Underpass Kulur di Temon, Kulonprogo, tergenang air, Minggu (19/1/2020). - Harian Jogja - Lajeng Padmaratri
22 Februari 2020 21:17 WIB Lajeng Padmaratri Kulonprogo Share :

Harianjogja.com, KULONPROGO--Underpass Kulur di Kapanewon Temon, bukan kali pertama menelan korban jiwa.

Sebelumnya tiga remaja tenggelam di underpass Kulur, Kapanewon Temon, Kulonprogo, Sabtu (22/2/2020) sekitar pukul 16.15 WIB. Kondisi terkini, dua di antaranya dinyatakan meninggal dunia sementara satu remaja masih kritis dan dirawat di IGD RSUD Wates.
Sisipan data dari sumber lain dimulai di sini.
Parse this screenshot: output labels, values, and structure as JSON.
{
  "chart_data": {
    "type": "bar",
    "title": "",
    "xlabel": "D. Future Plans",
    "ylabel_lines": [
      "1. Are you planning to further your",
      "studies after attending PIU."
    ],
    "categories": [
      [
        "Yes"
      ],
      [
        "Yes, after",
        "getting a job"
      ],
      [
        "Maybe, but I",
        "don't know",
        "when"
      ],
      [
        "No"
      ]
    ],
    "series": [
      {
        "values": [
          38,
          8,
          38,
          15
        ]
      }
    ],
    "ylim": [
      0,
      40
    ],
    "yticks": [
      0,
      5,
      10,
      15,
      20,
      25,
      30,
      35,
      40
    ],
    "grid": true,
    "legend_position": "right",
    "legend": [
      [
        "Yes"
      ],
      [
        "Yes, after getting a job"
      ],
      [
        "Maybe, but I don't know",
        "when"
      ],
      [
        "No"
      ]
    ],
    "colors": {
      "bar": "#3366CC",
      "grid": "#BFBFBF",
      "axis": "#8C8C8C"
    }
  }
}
Korban meninggal bernama Ryan, 16, warga Bendungan dan Tegar, 15, warga Tawangsari. Sementara yang masih dirawat ialah Apang, 15, warga Bojong, Kulur.
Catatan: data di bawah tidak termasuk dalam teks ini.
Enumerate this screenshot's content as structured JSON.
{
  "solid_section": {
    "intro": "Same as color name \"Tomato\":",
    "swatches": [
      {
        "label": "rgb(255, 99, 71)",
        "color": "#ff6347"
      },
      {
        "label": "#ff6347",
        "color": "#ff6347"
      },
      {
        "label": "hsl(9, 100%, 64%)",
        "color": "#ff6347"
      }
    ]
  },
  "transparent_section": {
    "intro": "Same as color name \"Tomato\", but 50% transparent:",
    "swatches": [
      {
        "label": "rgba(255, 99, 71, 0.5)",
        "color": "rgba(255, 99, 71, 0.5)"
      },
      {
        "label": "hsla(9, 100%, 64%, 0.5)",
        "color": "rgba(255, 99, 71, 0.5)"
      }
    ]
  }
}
Ulu-ulu (Kasi Pembangunan) Kalurahan Kulur, Sutardi menuturkan kondisi ini sangat memprihatinkan. Pihak desa sudah sering meminta dinas terkait untuk menangani underpass ini supaya bisa difungsikan normal.

Bukan hanya saat musim hujan, underpass juga tergenang saat musim kemarau. Kemampuan diesel yang tak mampu memompa air dengan maksimal membuat genangan air tak mudah surut.

Dikatakannya, pada 2017 lalu, seorang kakek juga tenggelam di sini dan meninggal dunia. Hal ini ia rasa perlu jadi perhatian semua pihak sehingga kejadian ini tak berulang. "Adanya banner larangan berenang ini sebenernya mengurangi warga yang berenang di sini, dulu lebih banyak," ujarnya, Sabtu.